Mar 31, 2007 00:19
Everything broke that day. My house, my cable TV. My mind. I broke my mind that day. Strife, grief, turmoil, cognitive dissonance. It's whatever you want to call it. They told me our generation’s life expectancy is on the decline for the first time. Now-now, don't get me wrong that's a good thing, population control. Lord knows I don’t need to be around for 90 years. So why the cluster fuck? Why the nights of sleeping on the couch and the insane difficulty of keeping a tidy house. Why the fear? I found my Everest that day in a girl with a daisy white hat. I went up to ask her name. Then began to fart immensely. Uncontrollably. And loudly.
This happened four more times with women I talked too. Each time was an embarrassing failure. The fifth girl was different.

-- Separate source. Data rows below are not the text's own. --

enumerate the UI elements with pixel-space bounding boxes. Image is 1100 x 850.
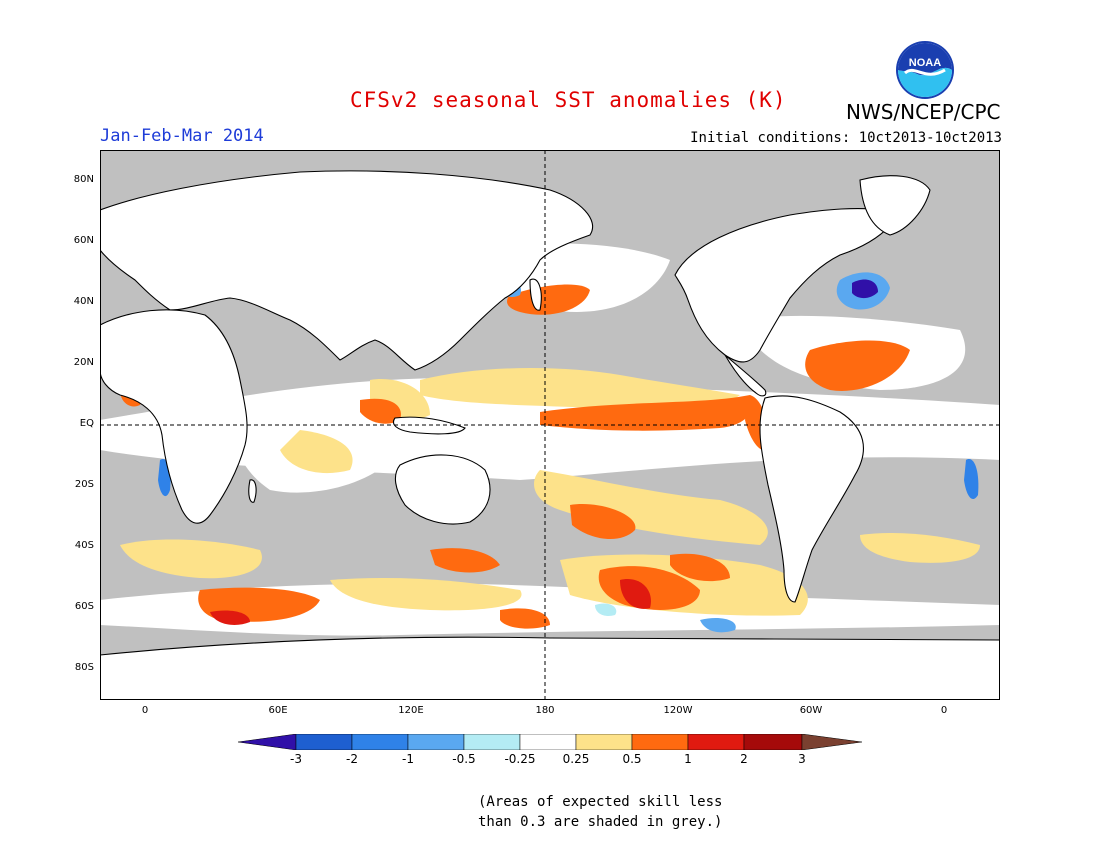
lon-label: 0: [940, 705, 948, 716]
lat-label: 80N: [73, 174, 94, 185]
colorbar: [238, 734, 862, 750]
lat-label: 40N: [73, 296, 94, 307]
colorbar-label: 0.5: [622, 752, 642, 766]
colorbar-label: -3: [290, 752, 302, 766]
colorbar-segment: [463, 734, 521, 750]
organization-label: NWS/NCEP/CPC: [846, 100, 1001, 124]
noaa-logo: NOAA: [896, 41, 954, 99]
colorbar-label: 0.25: [562, 752, 590, 766]
lon-label: 120W: [663, 705, 693, 716]
initial-conditions: Initial conditions: 10ct2013-10ct2013: [690, 130, 1002, 146]
lon-label: 120E: [398, 705, 424, 716]
colorbar-label: -1: [402, 752, 414, 766]
lon-label: 180: [535, 705, 555, 716]
colorbar-segment: [687, 734, 745, 750]
lon-label: 0: [141, 705, 149, 716]
skill-note: (Areas of expected skill less than 0.3 a…: [478, 792, 722, 832]
colorbar-segment: [351, 734, 409, 750]
skill-note-line: (Areas of expected skill less: [478, 794, 723, 810]
skill-note-line: than 0.3 are shaded in grey.): [478, 814, 723, 830]
colorbar-label: -0.25: [504, 752, 536, 766]
colorbar-label: 1: [684, 752, 692, 766]
lat-label: 60S: [74, 601, 94, 612]
reference-lines: [100, 150, 1000, 700]
lat-label: 60N: [73, 235, 94, 246]
lon-label: 60W: [799, 705, 823, 716]
colorbar-label: -2: [346, 752, 358, 766]
continent-outlines: [100, 170, 1000, 700]
colorbar-segment: [575, 734, 633, 750]
lat-label: 80S: [74, 662, 94, 673]
chart-title: CFSv2 seasonal SST anomalies (K): [350, 88, 787, 112]
lat-label: 40S: [74, 540, 94, 551]
colorbar-segment: [801, 734, 862, 750]
svg-text:NOAA: NOAA: [909, 57, 941, 69]
lon-label: 60E: [268, 705, 288, 716]
colorbar-segment: [631, 734, 689, 750]
colorbar-segment: [743, 734, 803, 750]
sst-anomaly-map: [100, 150, 1000, 700]
forecast-period: Jan-Feb-Mar 2014: [100, 126, 264, 146]
lat-label: EQ: [79, 418, 94, 429]
colorbar-segment: [519, 734, 577, 750]
colorbar-segment: [295, 734, 353, 750]
colorbar-label: 3: [798, 752, 806, 766]
light-warm-anomalies: [120, 368, 980, 616]
lat-label: 20N: [73, 357, 94, 368]
lat-label: 20S: [74, 479, 94, 490]
colorbar-label: 2: [740, 752, 748, 766]
colorbar-segment: [238, 734, 297, 750]
colorbar-segment: [407, 734, 465, 750]
colorbar-label: -0.5: [452, 752, 476, 766]
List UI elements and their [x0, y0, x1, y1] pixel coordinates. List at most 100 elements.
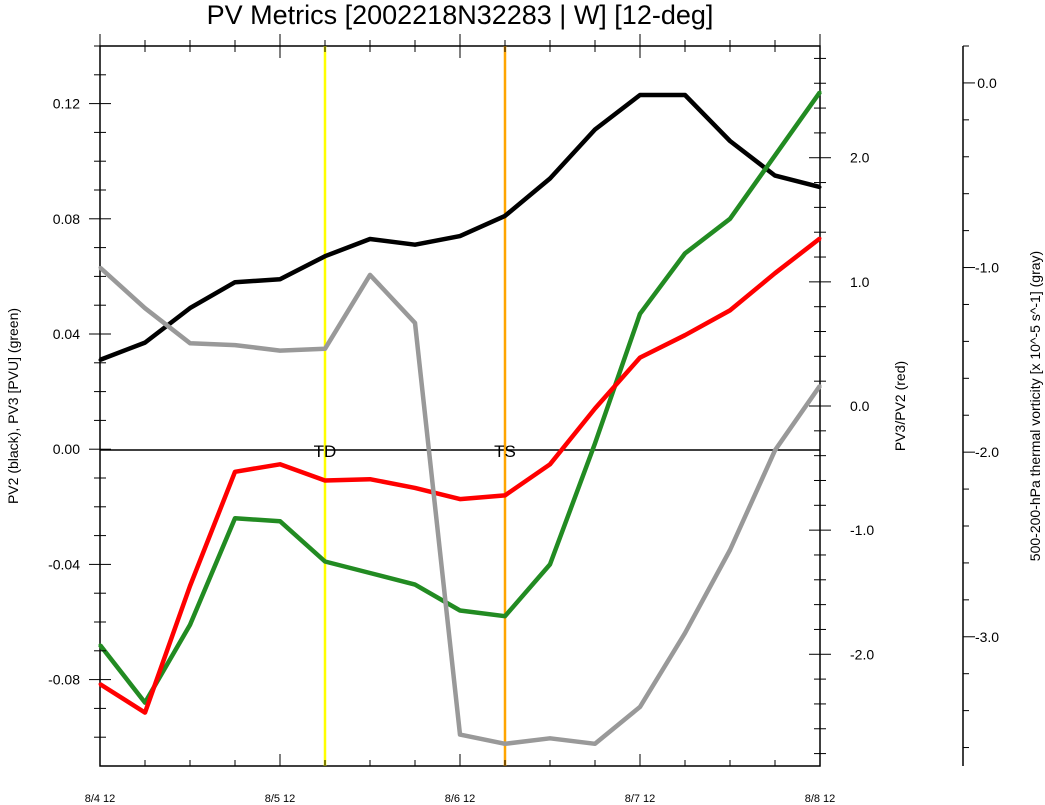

I tried to talk to her while waiting for a train. She is the cluster fuck. Because it happened with her too, the whole gassy mess of a thing, but she laughed. She laughed and asked me what my name was. Now here is the truly vial part of the whole thing. After twenty 25 years of marriage to that damn women, I still love her. I despise love though. I want to hang love up on a tree and gut it open like some deer in a Wisconsin forest. Not my wife, god no, I mean the idea of love. Really it just makes me want to convulse and vomit. That aside, and really looking back on it, I knew I loved her after we got off the train that day.